AMD has just announced the availability of their latest HD 4890 graphics card series which is based on the new RV790 GPU. The highlights of RV790 are considerably higher clocks speeds and 1 GB of fast GDDR5 memory on all boards.

*Show full review*


----------



## erocker (Apr 2, 2009)

You have been a busy man!  Love the review and Dugg.


----------



## HammerON (Apr 2, 2009)

Wow - this review and the CrossFire review~
Awesome


----------



## GAR (Apr 2, 2009)

Cool, a nice card indeed for $229 AR


----------



## WarEagleAU (Apr 2, 2009)

Very awesome. Beats my Asus Dark Knight 1Gb 4870 and costs the same if not less than what I paid for it. Awesome OC regardless of the percentage. The card itself is already like an overclocked 4870.


----------



## newtekie1 (Apr 2, 2009)

Damn, there goes our deams of 1GHz core...

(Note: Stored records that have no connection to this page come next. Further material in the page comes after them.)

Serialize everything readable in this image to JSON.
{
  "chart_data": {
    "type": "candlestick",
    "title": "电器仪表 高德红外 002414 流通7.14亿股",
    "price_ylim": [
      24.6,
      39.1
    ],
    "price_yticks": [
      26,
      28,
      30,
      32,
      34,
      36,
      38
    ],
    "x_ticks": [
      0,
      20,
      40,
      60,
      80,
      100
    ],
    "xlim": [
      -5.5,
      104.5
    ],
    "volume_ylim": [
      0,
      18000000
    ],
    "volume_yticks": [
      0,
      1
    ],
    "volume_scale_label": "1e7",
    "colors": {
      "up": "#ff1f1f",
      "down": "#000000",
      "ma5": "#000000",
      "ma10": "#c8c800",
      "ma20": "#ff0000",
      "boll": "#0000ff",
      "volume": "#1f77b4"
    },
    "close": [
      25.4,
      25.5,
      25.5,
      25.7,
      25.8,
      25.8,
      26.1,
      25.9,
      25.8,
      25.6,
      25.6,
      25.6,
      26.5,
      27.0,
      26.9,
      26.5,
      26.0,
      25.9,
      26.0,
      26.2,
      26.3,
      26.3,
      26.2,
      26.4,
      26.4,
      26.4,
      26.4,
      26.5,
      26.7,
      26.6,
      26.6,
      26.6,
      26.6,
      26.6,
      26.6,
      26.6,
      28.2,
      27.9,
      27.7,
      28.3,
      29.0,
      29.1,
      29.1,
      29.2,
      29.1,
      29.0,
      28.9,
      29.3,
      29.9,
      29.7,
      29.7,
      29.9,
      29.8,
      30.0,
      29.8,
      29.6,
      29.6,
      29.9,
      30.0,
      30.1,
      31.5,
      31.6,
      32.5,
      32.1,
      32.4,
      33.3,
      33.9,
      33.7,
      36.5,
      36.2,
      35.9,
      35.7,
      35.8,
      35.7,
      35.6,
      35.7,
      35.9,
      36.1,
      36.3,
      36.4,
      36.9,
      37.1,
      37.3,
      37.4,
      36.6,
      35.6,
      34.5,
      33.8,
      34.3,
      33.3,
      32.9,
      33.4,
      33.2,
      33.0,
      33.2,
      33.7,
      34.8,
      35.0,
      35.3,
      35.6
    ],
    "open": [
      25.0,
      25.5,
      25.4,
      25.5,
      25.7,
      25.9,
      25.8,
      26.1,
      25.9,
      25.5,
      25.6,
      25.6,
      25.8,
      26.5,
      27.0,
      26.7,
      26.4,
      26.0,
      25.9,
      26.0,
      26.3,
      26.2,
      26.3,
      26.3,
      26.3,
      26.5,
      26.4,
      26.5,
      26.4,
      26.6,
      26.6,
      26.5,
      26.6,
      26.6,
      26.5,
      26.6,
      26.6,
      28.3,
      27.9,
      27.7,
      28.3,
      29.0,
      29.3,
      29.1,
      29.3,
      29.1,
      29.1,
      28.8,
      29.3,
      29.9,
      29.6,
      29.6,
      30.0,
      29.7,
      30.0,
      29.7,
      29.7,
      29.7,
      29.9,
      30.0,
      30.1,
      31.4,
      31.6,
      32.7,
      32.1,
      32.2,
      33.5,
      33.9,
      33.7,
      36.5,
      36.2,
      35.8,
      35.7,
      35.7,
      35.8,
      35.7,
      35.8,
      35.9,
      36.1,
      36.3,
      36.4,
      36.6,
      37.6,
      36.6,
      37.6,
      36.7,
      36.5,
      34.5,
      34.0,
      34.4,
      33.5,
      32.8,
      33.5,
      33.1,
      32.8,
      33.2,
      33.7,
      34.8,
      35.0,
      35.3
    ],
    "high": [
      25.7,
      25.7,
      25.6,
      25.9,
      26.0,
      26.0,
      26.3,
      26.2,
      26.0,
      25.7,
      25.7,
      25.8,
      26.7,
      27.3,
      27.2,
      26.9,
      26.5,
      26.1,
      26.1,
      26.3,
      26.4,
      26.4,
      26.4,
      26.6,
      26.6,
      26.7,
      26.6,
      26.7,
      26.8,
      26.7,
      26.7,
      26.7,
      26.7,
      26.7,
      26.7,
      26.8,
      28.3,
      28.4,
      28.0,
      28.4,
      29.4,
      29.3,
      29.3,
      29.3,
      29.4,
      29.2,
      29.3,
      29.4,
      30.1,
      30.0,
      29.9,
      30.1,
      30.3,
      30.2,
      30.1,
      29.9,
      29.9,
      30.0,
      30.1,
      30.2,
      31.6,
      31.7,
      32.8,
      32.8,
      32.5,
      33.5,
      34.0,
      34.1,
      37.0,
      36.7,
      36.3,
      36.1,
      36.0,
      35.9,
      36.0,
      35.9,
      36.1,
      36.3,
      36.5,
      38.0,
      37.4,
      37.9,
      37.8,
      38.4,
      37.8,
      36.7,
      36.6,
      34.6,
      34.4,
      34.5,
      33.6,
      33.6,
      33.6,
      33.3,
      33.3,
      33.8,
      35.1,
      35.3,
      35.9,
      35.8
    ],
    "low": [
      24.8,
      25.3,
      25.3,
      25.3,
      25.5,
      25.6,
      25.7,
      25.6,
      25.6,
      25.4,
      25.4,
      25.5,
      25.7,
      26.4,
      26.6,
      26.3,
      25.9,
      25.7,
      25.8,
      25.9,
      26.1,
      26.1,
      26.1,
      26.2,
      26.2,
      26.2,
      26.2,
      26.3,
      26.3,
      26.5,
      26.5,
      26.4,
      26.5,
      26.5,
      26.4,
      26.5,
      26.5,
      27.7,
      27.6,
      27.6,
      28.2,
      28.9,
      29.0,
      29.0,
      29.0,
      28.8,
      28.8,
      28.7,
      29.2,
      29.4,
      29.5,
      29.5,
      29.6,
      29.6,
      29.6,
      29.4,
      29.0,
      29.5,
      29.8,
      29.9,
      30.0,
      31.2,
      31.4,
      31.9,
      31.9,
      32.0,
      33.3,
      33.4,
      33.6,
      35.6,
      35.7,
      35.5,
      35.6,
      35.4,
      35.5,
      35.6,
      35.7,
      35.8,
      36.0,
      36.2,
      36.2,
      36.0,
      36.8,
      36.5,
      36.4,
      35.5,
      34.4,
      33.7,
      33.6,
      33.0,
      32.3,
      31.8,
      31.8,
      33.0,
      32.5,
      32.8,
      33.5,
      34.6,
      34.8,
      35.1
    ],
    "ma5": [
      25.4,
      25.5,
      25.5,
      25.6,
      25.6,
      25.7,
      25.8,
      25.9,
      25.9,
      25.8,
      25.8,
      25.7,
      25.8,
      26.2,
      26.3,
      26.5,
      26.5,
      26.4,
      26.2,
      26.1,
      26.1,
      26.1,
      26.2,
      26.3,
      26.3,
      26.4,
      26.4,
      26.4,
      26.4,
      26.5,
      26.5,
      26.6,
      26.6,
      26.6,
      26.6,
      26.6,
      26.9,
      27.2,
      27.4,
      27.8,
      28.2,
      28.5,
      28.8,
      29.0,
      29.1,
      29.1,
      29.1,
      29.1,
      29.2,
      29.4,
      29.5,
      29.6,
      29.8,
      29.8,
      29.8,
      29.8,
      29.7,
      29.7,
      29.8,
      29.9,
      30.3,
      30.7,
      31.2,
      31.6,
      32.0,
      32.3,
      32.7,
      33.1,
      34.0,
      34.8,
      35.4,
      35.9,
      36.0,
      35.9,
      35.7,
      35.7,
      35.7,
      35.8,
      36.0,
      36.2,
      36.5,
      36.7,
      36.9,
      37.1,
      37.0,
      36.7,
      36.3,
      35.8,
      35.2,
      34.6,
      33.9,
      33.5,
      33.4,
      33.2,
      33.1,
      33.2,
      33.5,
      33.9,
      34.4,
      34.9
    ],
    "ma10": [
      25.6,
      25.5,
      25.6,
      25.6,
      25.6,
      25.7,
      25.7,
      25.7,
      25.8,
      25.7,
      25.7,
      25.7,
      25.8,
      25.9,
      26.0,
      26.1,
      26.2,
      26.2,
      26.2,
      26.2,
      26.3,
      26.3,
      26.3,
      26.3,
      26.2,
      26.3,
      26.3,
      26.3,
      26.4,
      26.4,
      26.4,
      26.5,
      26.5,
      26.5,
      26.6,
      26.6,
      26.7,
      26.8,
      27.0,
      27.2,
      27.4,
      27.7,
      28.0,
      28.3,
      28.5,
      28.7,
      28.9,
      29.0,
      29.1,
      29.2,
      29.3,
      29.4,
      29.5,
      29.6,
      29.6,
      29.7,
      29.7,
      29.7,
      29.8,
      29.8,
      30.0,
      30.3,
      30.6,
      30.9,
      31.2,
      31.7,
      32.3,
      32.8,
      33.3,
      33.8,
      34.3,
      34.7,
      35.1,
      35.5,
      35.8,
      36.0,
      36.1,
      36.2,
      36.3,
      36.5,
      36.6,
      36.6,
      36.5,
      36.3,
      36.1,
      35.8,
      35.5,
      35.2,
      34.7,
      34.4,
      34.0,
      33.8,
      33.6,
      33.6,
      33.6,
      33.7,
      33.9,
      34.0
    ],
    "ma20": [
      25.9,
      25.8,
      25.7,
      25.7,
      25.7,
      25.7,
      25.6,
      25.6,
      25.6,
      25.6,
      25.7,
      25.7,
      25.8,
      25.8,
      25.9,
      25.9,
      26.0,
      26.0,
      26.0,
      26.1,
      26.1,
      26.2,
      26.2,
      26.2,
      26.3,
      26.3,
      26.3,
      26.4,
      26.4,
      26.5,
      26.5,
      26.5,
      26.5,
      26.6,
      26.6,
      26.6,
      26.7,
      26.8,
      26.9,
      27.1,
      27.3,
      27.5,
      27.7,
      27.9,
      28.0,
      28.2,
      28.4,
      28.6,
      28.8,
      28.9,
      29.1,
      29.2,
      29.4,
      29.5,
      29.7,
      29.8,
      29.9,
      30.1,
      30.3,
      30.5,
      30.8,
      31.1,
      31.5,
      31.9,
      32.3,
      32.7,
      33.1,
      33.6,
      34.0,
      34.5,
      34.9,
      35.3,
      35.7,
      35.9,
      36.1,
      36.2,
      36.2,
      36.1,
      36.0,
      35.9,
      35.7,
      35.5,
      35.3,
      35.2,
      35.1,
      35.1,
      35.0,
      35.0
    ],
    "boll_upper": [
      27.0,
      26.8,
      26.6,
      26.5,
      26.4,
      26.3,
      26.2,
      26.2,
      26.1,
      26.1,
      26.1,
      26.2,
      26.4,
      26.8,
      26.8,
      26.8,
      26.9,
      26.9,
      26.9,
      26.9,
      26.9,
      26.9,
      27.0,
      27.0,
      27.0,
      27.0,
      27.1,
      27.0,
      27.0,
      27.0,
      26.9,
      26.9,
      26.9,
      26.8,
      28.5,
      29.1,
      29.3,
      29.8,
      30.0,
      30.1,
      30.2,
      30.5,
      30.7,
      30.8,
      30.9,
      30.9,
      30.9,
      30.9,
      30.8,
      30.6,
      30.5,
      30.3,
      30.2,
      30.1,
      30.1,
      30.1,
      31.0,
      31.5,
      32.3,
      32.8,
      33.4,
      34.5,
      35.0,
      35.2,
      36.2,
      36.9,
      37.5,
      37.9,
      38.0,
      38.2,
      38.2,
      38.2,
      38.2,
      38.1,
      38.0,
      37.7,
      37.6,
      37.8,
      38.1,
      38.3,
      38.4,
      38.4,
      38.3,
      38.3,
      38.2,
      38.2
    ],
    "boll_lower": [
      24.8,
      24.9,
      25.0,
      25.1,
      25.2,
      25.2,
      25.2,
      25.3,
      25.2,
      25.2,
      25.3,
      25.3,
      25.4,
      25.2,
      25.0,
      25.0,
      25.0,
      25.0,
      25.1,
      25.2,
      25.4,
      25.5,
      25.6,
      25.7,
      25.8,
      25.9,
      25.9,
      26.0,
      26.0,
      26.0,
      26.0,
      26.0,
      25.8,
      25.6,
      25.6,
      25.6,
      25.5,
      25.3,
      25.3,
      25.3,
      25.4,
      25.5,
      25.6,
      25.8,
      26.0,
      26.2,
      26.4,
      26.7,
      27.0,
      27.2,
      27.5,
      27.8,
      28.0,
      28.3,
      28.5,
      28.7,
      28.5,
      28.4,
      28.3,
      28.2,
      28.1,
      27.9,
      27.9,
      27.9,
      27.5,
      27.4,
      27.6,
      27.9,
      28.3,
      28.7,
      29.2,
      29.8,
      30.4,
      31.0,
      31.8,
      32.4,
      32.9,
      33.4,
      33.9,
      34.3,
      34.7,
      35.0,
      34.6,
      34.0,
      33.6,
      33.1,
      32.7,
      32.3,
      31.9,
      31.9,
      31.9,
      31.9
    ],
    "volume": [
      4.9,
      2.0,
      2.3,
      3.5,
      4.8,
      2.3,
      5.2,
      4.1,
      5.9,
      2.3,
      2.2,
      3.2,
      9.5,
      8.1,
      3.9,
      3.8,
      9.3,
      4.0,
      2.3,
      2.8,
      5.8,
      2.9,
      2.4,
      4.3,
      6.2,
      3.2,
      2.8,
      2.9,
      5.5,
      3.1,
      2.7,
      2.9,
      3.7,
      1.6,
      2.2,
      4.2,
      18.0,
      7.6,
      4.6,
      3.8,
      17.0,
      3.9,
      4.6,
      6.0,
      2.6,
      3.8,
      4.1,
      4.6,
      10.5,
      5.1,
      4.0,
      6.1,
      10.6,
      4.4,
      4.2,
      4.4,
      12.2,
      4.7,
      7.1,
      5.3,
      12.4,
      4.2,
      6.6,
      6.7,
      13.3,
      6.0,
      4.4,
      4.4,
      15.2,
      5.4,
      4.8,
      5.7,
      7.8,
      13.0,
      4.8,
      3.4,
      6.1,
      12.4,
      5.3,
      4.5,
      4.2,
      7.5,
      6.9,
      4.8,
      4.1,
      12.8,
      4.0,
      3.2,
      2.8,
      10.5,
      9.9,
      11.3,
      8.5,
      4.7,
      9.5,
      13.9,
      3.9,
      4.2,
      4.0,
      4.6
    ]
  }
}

Oh well, still a damn fine card.


----------



## GAR (Apr 2, 2009)

IM sure some of the review cards were hand picked, its just the nature of the business, after all ATI and nvidia are here to make money and profit, or else they go out of business, that has been the way for every company, most if not all hand pick review samples, obviously they wont tell you but thats just how it works.


----------



## Wrigleyvillain (Apr 2, 2009)

Hardware Canucks got 1000/1200 on their Sapphire sample:

http://www.hardwarecanucks.com/foru...65-sapphire-radeon-hd-4890-1gb-review-22.html


----------



## mamisano (Apr 3, 2009)

Is there a reason for using Catalyst 9.1 drivers instead of the latest 9.3s or any betas that may be available?


----------



## raptori (Apr 3, 2009)

Thanks alot W1zzard ... superior card for $229 ..... i have Q:when you run crysis was it on DX10 or DX9 cause i see a huge difference between this results on Vista SP1 and this one which was on XP SP2:
	

	
	
		
		

		
			




"if we compare the same cards and the same resolution"??
BIG FAIL for vista if crysis in this review was on DX9 .... which i don't hope.


----------



## W1zzard (Apr 3, 2009)

yes, we're using dx10 in crysis now


----------